These tools will no longer be maintained as of December 31, 2024. Archived website can be found here. PubMed4Hh GitHub repository can be found here. Contact NLM Customer Service if you have questions.


PUBMED FOR HANDHELDS

Search MEDLINE/PubMed


  • Title: [Biological profile in acute coronary insufficiency: study of blood myoglobin, enzymes and inflammatory proteins].
    Author: Adams C, Roncato M, Rymer JC, Maurice C, Paris M, Leheuzey JY, Guize L.
    Journal: Sem Hop; 1984 Feb 16; 60(8):525-8. PubMed ID: 6322333.
    Abstract:
    17 patients admitted to an intensive coronary care unit for premonitory syndrome or acute myocardial infarction were divided into four groups (premonitory syndrome, non-transmural infarction, transmural infarction with and without inflammation) on the basis of electrocardiographic findings and total CK activity.

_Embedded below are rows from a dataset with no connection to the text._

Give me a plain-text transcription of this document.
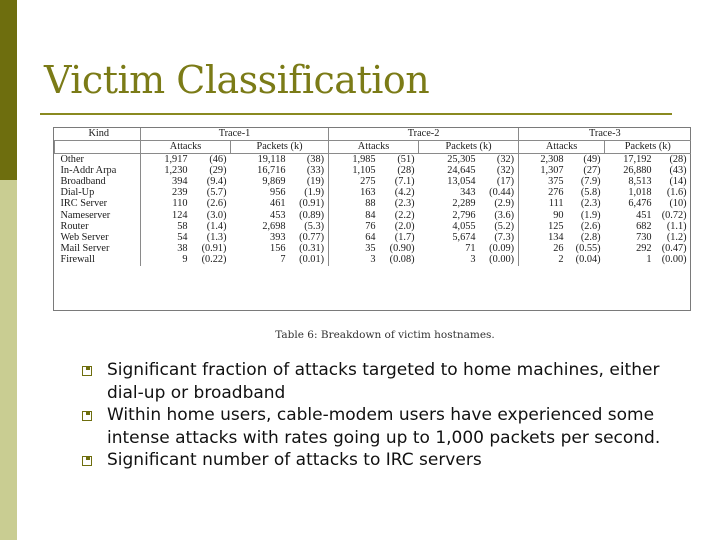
Victim Classification
Kind	Trace-1				Trace-2				Trace-3			
	Attacks		Packets (k)		Attacks		Packets (k)		Attacks		Packets (k)	
Other	1,917	(46)	19,118	(38)	1,985	(51)	25,305	(32)	2,308	(49)	17,192	(28)
In-Addr Arpa	1,230	(29)	16,716	(33)	1,105	(28)	24,645	(32)	1,307	(27)	26,880	(43)
Broadband	394	(9.4)	9,869	(19)	275	(7.1)	13,054	(17)	375	(7.9)	8,513	(14)
Dial-Up	239	(5.7)	956	(1.9)	163	(4.2)	343	(0.44)	276	(5.8)	1,018	(1.6)
IRC Server	110	(2.6)	461	(0.91)	88	(2.3)	2,289	(2.9)	111	(2.3)	6,476	(10)
Nameserver	124	(3.0)	453	(0.89)	84	(2.2)	2,796	(3.6)	90	(1.9)	451	(0.72)
Router	58	(1.4)	2,698	(5.3)	76	(2.0)	4,055	(5.2)	125	(2.6)	682	(1.1)
Web Server	54	(1.3)	393	(0.77)	64	(1.7)	5,674	(7.3)	134	(2.8)	730	(1.2)
Mail Server	38	(0.91)	156	(0.31)	35	(0.90)	71	(0.09)	26	(0.55)	292	(0.47)
Firewall	9	(0.22)	7	(0.01)	3	(0.08)	3	(0.00)	2	(0.04)	1	(0.00)
Table 6: Breakdown of victim hostnames.
Significant fraction of attacks targeted to home machines, either dial-up or broadband
Within home users, cable-modem users have experienced some intense attacks with rates going up to 1,000 packets per second.
Significant number of attacks to IRC servers
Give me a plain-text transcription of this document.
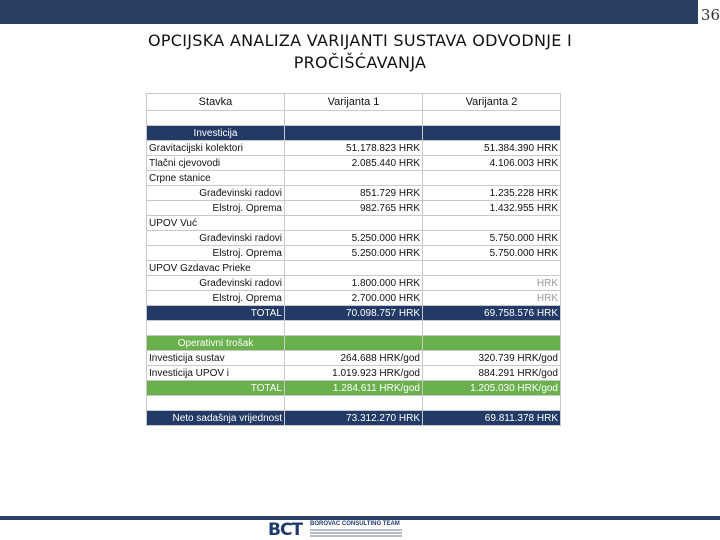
36
OPCIJSKA ANALIZA VARIJANTI SUSTAVA ODVODNJE I
PROČIŠĆAVANJA
Stavka	Varijanta 1	Varijanta 2

Investicija		
Gravitacijski kolektori	51.178.823 HRK	51.384.390 HRK
Tlačni cjevovodi	2.085.440 HRK	4.106.003 HRK
Crpne stanice		
Građevinski radovi	851.729 HRK	1.235.228 HRK
Elstroj. Oprema	982.765 HRK	1.432.955 HRK
UPOV Vuć		
Građevinski radovi	5.250.000 HRK	5.750.000 HRK
Elstroj. Oprema	5.250.000 HRK	5.750.000 HRK
UPOV Gzdavac Prieke		
Građevinski radovi	1.800.000 HRK	HRK
Elstroj. Oprema	2.700.000 HRK	HRK
TOTAL	70.098.757 HRK	69.758.576 HRK

Operativni trošak		
Investicija sustav	264.688 HRK/god	320.739 HRK/god
Investicija UPOV i	1.019.923 HRK/god	884.291 HRK/god
TOTAL	1.284.611 HRK/god	1.205.030 HRK/god

Neto sadašnja vrijednost	73.312.270 HRK	69.811.378 HRK
BCT BOROVAC CONSULTING TEAM
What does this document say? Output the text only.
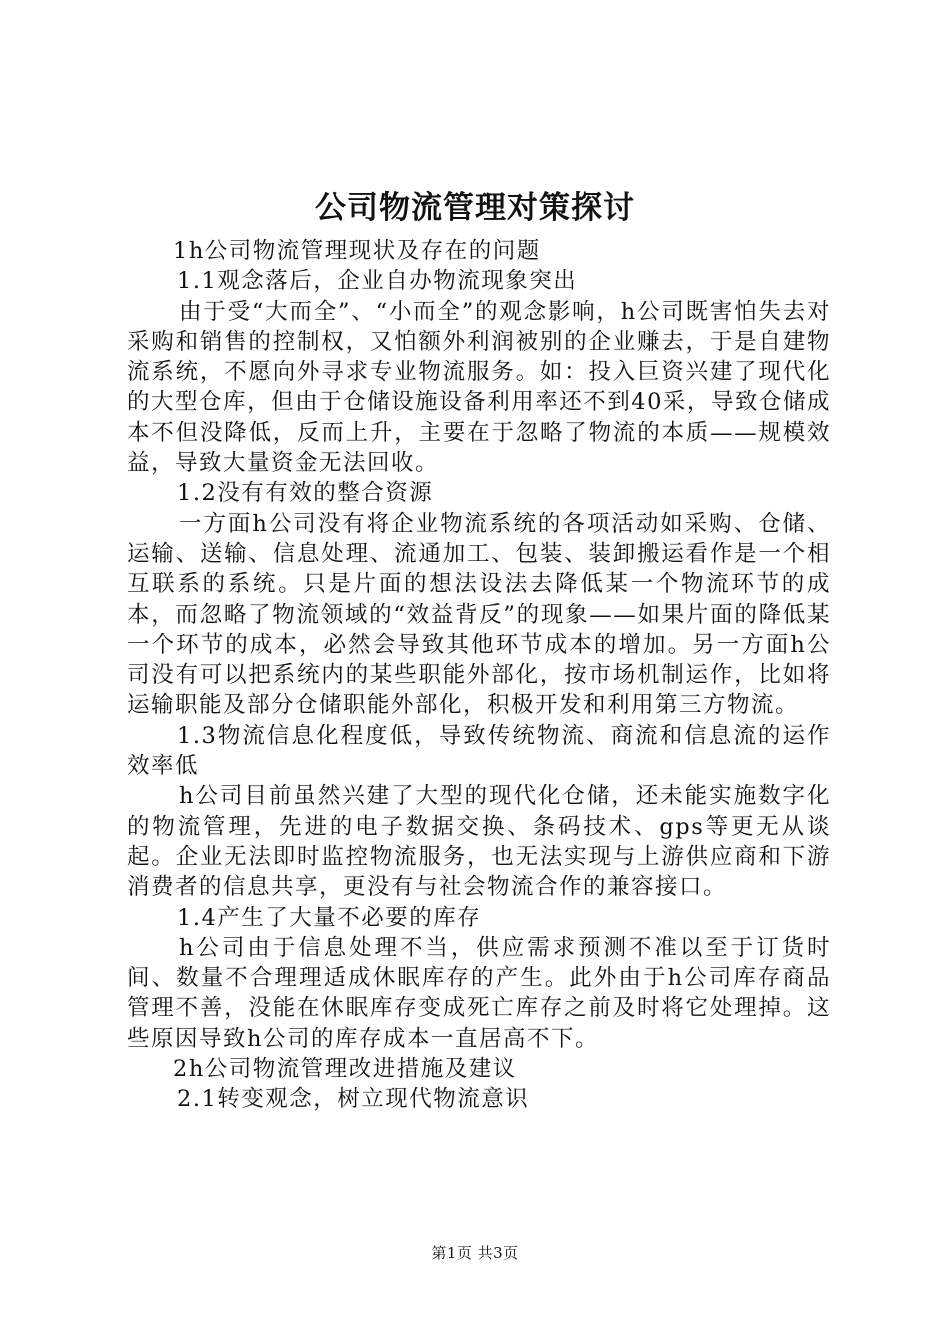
公司物流管理对策探讨

1h公司物流管理现状及存在的问题

1.1观念落后，企业自办物流现象突出

由于受“大而全”、“小而全”的观念影响，h公司既害怕失去对采购和销售的控制权，又怕额外利润被别的企业赚去，于是自建物流系统，不愿向外寻求专业物流服务。如：投入巨资兴建了现代化的大型仓库，但由于仓储设施设备利用率还不到40采，导致仓储成本不但没降低，反而上升，主要在于忽略了物流的本质——规模效益，导致大量资金无法回收。

1.2没有有效的整合资源

一方面h公司没有将企业物流系统的各项活动如采购、仓储、运输、送输、信息处理、流通加工、包装、装卸搬运看作是一个相互联系的系统。只是片面的想法设法去降低某一个物流环节的成本，而忽略了物流领域的“效益背反”的现象——如果片面的降低某一个环节的成本，必然会导致其他环节成本的增加。另一方面h公司没有可以把系统内的某些职能外部化，按市场机制运作，比如将运输职能及部分仓储职能外部化，积极开发和利用第三方物流。

1.3物流信息化程度低，导致传统物流、商流和信息流的运作效率低

h公司目前虽然兴建了大型的现代化仓储，还未能实施数字化的物流管理，先进的电子数据交换、条码技术、gps等更无从谈起。企业无法即时监控物流服务，也无法实现与上游供应商和下游消费者的信息共享，更没有与社会物流合作的兼容接口。

1.4产生了大量不必要的库存

h公司由于信息处理不当，供应需求预测不准以至于订货时间、数量不合理理适成休眠库存的产生。此外由于h公司库存商品管理不善，没能在休眠库存变成死亡库存之前及时将它处理掉。这些原因导致h公司的库存成本一直居高不下。

2h公司物流管理改进措施及建议

2.1转变观念，树立现代物流意识

第1页 共3页
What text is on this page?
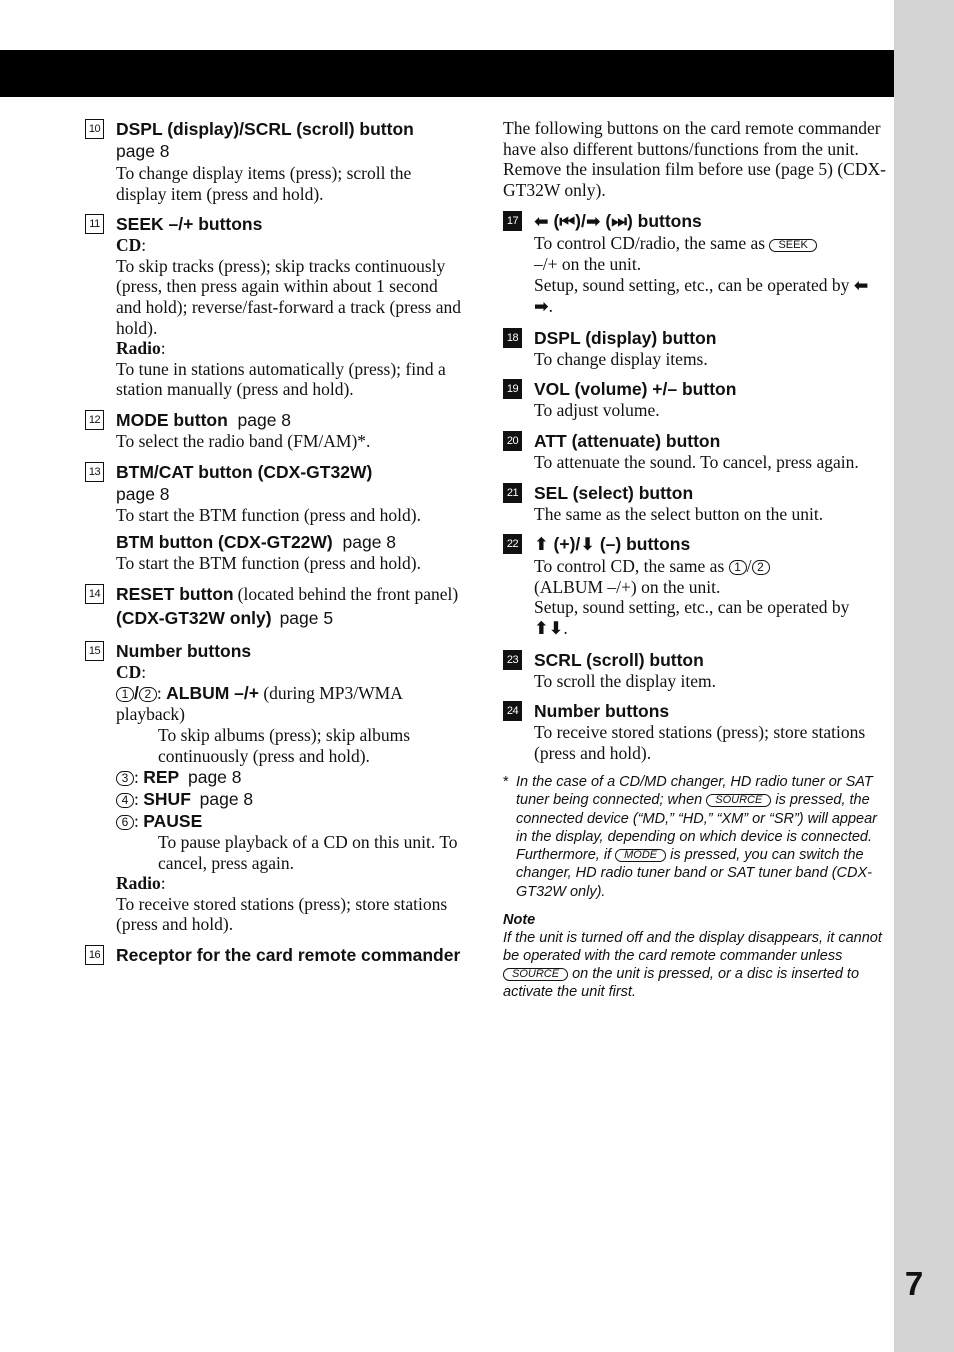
7
10 DSPL (display)/SCRL (scroll) button
page 8
To change display items (press); scroll the display item (press and hold).
11 SEEK –/+ buttons
CD:
To skip tracks (press); skip tracks continuously (press, then press again within about 1 second and hold); reverse/fast-forward a track (press and hold).
Radio:
To tune in stations automatically (press); find a station manually (press and hold).
12 MODE button page 8
To select the radio band (FM/AM)*.
13 BTM/CAT button (CDX-GT32W)
page 8
To start the BTM function (press and hold).
BTM button (CDX-GT22W) page 8
To start the BTM function (press and hold).
14 RESET button (located behind the front panel) (CDX-GT32W only) page 5
15 Number buttons
CD:
1 / 2 : ALBUM –/+ (during MP3/WMA playback)
To skip albums (press); skip albums continuously (press and hold).
3 : REP page 8
4 : SHUF page 8
6 : PAUSE
To pause playback of a CD on this unit. To cancel, press again.
Radio:
To receive stored stations (press); store stations (press and hold).
16 Receptor for the card remote commander
The following buttons on the card remote commander have also different buttons/functions from the unit. Remove the insulation film before use (page 5) (CDX-GT32W only).
17 ⬅ (⏮)/➡ (⏭) buttons
To control CD/radio, the same as SEEK
–/+ on the unit.
Setup, sound setting, etc., can be operated by ⬅ ➡.
18 DSPL (display) button
To change display items.
19 VOL (volume) +/– button
To adjust volume.
20 ATT (attenuate) button
To attenuate the sound. To cancel, press again.
21 SEL (select) button
The same as the select button on the unit.
22 ⬆ (+)/⬇ (–) buttons
To control CD, the same as 1 / 2
(ALBUM –/+) on the unit.
Setup, sound setting, etc., can be operated by ⬆⬇.
23 SCRL (scroll) button
To scroll the display item.
24 Number buttons
To receive stored stations (press); store stations (press and hold).
* In the case of a CD/MD changer, HD radio tuner or SAT tuner being connected; when SOURCE is pressed, the connected device (“MD,” “HD,” “XM” or “SR”) will appear in the display, depending on which device is connected. Furthermore, if MODE is pressed, you can switch the changer, HD radio tuner band or SAT tuner band (CDX-GT32W only).
Note
If the unit is turned off and the display disappears, it cannot be operated with the card remote commander unless SOURCE on the unit is pressed, or a disc is inserted to activate the unit first.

Serum levels of CK and CK2, myoglobin, ASAT and ALAT, LDH, haptoglobin, CRP and alpha-1 acid glycoprotein were determined daily for ten days. Patients with premonitory syndrome had no significant increase in markers of cytolysis or myoglobin. In acute myocardial infarction, regardless of clinical type, time course of peak values for biologic factors assayed was as follows: D0: myoglobin; D1: CK and CK2; D0 to D2: ASAT; D2 to D5: LDH and CRP; D5 to D6: ALAT; D4 to D7: haptoglobin and alpha-1 acid glycoprotein. These parameters may increase with size of myocardial necrosis and association with an inflammatory syndrome (CK, LDH, CRP and alpha-1 acid glycoprotein). They may be predictive of poor prognosis (LDH at peak CK concentrations). Some determinations, both more difficult to perform and less specific, have a particular value: prompt diagnosis of myocardial necrosis and detection of early repeat infarction by myoglobin assay, retrospective diagnosis by inflammatory protein assays when total CK has returned to normal.